Sumenep I REALITAS — Gelombang kejutan dan kecaman keras mengguncang Desa Bilapora Rebba, Sumenep, menyusul tindakan pengrusakan Jalan Raja Kabupaten yang diduga kuat merupakan aset jalan provinsi. Dinas Pekerjaan Umum dan Tata Ruang (PUTR) dan perhubungan Disperkimhub Kabupaten Sumenep turun tangan menanggapi aksi anarkis yang dilakukan oleh seorang warga berinisial NN.
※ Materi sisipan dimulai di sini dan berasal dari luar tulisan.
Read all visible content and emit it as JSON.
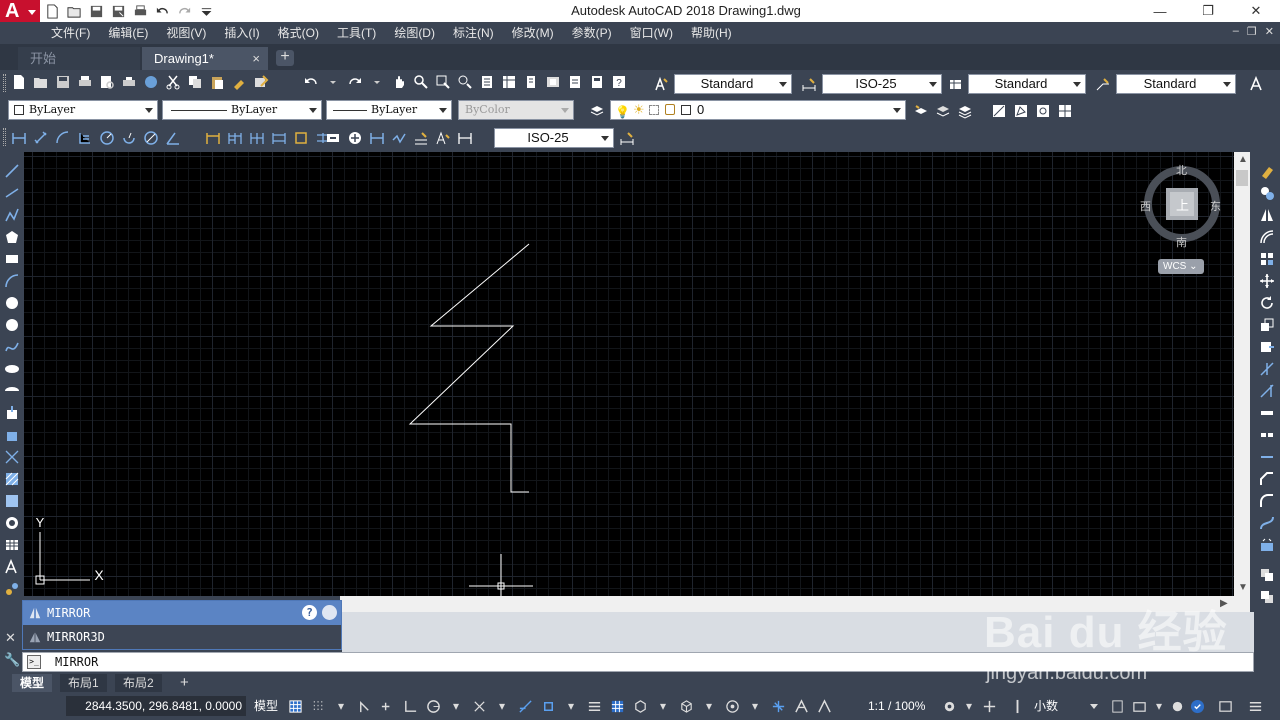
{
  "window": {
    "title": "Autodesk AutoCAD 2018    Drawing1.dwg",
    "logo": "A",
    "minimize_label": "—",
    "restore_label": "❐",
    "close_label": "✕"
  },
  "menu": {
    "items": [
      "文件(F)",
      "编辑(E)",
      "视图(V)",
      "插入(I)",
      "格式(O)",
      "工具(T)",
      "绘图(D)",
      "标注(N)",
      "修改(M)",
      "参数(P)",
      "窗口(W)",
      "帮助(H)"
    ],
    "mdi": [
      "–",
      "❐",
      "✕"
    ]
  },
  "tabs": {
    "start": "开始",
    "drawing": "Drawing1*",
    "close": "×",
    "add": "+"
  },
  "toolbar": {
    "text_style": "Standard",
    "dim_style": "ISO-25",
    "table_style": "Standard",
    "mleader_style": "Standard",
    "color": "ByLayer",
    "linetype": "ByLayer",
    "lineweight": "ByLayer",
    "plot_style": "ByColor",
    "layer": "0",
    "dim_style_2": "ISO-25"
  },
  "viewcube": {
    "north": "北",
    "south": "南",
    "west": "西",
    "east": "东",
    "top": "上",
    "wcs": "WCS"
  },
  "ucs": {
    "x": "X",
    "y": "Y"
  },
  "command": {
    "suggestions": [
      "MIRROR",
      "MIRROR3D"
    ],
    "help": "?",
    "input": "MIRROR"
  },
  "layout_tabs": {
    "model": "模型",
    "layout1": "布局1",
    "layout2": "布局2",
    "add": "+"
  },
  "status": {
    "coords": "2844.3500, 296.8481, 0.0000",
    "model": "模型",
    "scale": "1:1 / 100%",
    "units": "小数"
  },
  "watermark": {
    "text": "Bai du 经验",
    "url": "jingyan.baidu.com"
  },
  "colors": {
    "background": "#3b4453",
    "canvas": "#000000",
    "accent": "#5b84c4",
    "logo": "#c8102e"
  }
}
NN, yang oleh sejumlah warga setempat dicap “kebal hukum”, diduga dengan pongah melakukan penggalian jalan tanpa mengindahkan peraturan perundang-undangan yang berlaku. Seorang narasumber yang enggan disebutkan namanya mengungkapkan dalam dialek Madura yang pedas, “Geneka polana banyak pesena pak, mangkana bengal ngale lorongnga pamerenta,” yang berarti “Orang itu banyak uang, makanya berani menggali jalan milik pemerintah.”
Dalam klarifikasinya, NN justru melontarkan pengakuan yang lebih menghebohkan. Ia mengklaim telah mengantongi “izin” dari sebuah Lembaga Swadaya Masyarakat (LSM) untuk melakukan penggalian tersebut. Lebih lanjut, NN dengan enteng menyatakan bahwa pihak LSM tersebut berjanji akan bertanggung jawab penuh, termasuk jika dirinya harus berurusan dengan aparat penegak hukum. “Dan sudah izin kepada Kepala Desa setempat Bilapora Rebba,” imbuhnya.
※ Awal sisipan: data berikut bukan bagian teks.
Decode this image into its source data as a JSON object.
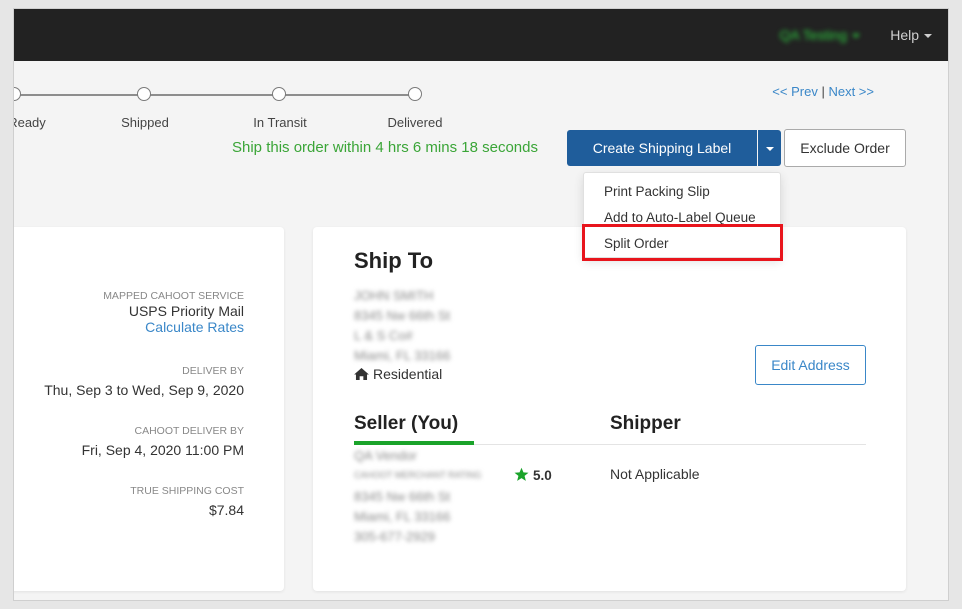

Namun, bantahan keras datang dari pucuk pimpinan Desa Bilapora Rebba. Kepala Desa Fawait dengan tegas menyatakan, “Tidak ada koordinasi sebelumnya kepada saya, Mas.” Pernyataan ini secara telak membantah klaim NN dan semakin memperjelas indikasi adanya tindakan sepihak yang melabrak prosedur hukum.
Kunjungan mendadak dari Dinas PU Bina Marga ke lokasi kejadian bukan tanpa alasan. Pengrusakan jalan dengan galian sedalam kurang lebih tiga meter tersebut tidak hanya merusak infrastruktur publik, tetapi juga berpotensi besar menyebabkan kecelakaan yang mengancam keselamatan, bahkan nyawa pengguna jalan. Pertanyaan mendasar pun mencuat: siapa yang akan bertanggung jawab jika tragedi tak terduga terjadi akibat ulah sembrono ini?
Tindakan NN jelas merupakan pelanggaran hukum yang nyata, melawan ketentuan perundang-undangan yang melindungi fasilitas umum sebagai aset negara yang diperuntukkan bagi kepentingan seluruh rakyat Indonesia. Aparat penegak hukum diharapkan tidak tinggal diam dan segera mengambil tindakan tegas terhadap pelaku. Pemberitaan mengenai kasus ini yang telah beredar beberapa hari terakhir seharusnya menjadi landasan kuat bagi pihak berwenang untuk mengimplementasikan supremasi hukum tanpa pandang bulu.
Publik menanti respons cepat dan konkret dari pihak-pihak terkait. Jangan sampai arogansi kekuasaan dan klaim “kebal hukum” merobek tatanan hukum yang seharusnya menjadi panglima di negeri ini. Kasus Bilapora Rebba adalah ujian nyata bagi penegakan hukum di Kabupaten Sumenep.(R. M Hendra)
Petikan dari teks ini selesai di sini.